Speaker of the Mississippi House of Representatives
- In office 1844–1846
- Preceded by: R. W. Roberts
- Succeeded by: James Whitfield

Member of the Mississippi House of Representatives from Marshall County
- In office 1844–1848

Member of the Tennessee Senate representing Gibson County, Carroll County and Dyer County
- In office 1835–1837

Sheriff of Carroll County
- In office 1822–1832

Personal details
- Born: 1803 or 1804 Tennessee, U. S.
- Party: Democratic

= J. L. Totten =

American politician

James L. Totten was an American politician who served as the Speaker of the Mississippi House of Representatives between 1844 and 1846.

James L. Totten was born in 1803 or 1804 in Tennessee.

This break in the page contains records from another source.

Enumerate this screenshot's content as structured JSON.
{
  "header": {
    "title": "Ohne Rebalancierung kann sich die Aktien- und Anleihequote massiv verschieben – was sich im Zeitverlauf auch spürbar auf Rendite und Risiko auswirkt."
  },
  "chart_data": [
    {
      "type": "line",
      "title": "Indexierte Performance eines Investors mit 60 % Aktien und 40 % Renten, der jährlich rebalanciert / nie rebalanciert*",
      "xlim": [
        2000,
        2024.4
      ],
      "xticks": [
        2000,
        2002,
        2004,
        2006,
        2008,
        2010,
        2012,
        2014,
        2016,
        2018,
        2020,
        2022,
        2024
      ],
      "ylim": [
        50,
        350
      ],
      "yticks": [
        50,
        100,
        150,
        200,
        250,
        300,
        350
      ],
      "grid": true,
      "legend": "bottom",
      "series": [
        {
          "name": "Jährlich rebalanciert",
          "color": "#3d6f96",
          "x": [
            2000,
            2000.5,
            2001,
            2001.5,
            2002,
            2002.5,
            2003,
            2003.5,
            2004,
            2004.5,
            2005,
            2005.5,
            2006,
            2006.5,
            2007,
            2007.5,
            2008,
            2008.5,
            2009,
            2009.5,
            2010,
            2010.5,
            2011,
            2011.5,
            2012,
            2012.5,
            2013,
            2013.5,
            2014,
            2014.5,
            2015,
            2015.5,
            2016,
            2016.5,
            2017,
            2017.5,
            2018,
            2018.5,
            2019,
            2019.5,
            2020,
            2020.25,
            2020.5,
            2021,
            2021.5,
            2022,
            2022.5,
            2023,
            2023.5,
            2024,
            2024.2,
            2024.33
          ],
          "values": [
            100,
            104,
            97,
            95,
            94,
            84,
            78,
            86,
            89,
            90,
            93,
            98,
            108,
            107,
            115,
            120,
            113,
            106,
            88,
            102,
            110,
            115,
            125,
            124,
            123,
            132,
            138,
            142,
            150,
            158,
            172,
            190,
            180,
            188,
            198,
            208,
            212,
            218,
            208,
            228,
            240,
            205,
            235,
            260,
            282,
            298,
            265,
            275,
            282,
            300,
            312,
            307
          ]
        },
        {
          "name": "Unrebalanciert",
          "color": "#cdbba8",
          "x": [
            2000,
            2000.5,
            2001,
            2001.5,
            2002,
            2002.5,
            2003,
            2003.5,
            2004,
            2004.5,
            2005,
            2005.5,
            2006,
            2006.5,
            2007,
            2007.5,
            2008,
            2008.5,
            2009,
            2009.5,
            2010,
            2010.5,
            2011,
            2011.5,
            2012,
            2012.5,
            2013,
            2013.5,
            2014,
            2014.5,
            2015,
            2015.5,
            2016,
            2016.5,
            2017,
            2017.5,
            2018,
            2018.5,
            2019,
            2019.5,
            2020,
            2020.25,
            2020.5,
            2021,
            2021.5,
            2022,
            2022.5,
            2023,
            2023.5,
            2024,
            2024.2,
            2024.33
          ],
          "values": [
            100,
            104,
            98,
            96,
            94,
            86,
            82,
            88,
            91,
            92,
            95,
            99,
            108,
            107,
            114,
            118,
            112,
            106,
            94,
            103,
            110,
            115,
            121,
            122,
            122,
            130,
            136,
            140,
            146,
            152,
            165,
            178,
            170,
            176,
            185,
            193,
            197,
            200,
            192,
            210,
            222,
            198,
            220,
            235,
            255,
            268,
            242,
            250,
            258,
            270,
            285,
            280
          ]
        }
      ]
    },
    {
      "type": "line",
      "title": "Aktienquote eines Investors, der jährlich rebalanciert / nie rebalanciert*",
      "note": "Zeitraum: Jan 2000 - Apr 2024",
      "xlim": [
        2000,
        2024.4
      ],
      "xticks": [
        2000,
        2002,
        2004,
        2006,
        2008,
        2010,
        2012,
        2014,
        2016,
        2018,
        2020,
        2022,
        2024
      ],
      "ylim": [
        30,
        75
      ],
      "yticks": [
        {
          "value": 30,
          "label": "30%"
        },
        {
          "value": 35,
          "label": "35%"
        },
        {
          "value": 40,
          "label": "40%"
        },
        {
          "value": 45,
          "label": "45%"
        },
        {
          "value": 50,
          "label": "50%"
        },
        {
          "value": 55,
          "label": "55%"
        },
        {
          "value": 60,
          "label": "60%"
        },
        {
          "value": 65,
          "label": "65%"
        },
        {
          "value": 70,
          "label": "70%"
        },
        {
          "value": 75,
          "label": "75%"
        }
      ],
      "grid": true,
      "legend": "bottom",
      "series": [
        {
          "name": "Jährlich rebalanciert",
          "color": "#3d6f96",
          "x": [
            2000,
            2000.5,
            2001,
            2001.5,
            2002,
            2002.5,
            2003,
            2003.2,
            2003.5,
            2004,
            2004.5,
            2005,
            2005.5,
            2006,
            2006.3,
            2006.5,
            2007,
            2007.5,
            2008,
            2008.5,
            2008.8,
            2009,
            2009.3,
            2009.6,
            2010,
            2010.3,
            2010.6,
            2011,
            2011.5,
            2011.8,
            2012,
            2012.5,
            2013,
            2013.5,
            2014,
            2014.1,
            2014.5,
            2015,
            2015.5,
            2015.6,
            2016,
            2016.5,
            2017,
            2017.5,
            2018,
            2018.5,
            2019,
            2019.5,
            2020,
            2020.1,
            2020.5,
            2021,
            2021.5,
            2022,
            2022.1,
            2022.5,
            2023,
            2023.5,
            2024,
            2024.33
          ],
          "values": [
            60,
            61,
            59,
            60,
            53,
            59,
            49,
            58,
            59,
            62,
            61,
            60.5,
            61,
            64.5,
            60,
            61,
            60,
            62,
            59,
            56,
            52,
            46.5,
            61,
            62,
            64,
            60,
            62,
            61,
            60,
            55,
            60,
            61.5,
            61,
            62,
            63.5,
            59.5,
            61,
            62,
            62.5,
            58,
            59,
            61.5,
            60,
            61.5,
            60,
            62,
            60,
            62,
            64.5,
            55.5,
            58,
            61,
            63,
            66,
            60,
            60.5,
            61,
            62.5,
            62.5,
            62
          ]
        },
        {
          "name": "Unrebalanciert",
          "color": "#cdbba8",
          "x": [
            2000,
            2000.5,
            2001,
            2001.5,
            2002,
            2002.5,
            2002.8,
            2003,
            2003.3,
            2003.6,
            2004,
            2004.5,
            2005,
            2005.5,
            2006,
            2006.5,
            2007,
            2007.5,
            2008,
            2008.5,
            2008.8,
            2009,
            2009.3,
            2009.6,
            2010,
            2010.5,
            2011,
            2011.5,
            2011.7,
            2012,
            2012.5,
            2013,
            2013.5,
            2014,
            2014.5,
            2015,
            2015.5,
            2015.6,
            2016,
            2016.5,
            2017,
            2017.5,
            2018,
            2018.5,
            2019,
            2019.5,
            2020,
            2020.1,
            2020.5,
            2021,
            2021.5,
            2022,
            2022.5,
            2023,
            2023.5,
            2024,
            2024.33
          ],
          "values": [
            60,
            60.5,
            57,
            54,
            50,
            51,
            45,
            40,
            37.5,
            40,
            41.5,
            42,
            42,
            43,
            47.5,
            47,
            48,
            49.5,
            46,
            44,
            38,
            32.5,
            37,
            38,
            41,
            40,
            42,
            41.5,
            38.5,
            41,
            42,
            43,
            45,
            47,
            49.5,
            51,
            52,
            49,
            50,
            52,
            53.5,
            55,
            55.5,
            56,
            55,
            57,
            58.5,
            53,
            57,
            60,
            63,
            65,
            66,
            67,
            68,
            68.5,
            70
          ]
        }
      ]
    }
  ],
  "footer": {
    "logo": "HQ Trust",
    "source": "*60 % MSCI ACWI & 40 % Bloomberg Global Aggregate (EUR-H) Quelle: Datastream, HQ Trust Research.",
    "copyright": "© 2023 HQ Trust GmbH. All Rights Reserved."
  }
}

Totten served as the sheriff of Carroll County, Tennessee between 1822 and 1832. Between 1825 and 1831, Totten also served as a clerk of the Gibson County Circuit Court.
Totten served one term in the Tennessee Senate between 1835 and 1837, representing Dyer, Gibson and Carroll Counties.

He then moved to Holly Springs, Mississippi, and farmed there.

Totten served one term in the Mississippi House of Representatives from 1844 to 1846, representing Marshall County as a Democrat. During the term, Totten served as Speaker of the House. He served a second House term from 1846 to 1848.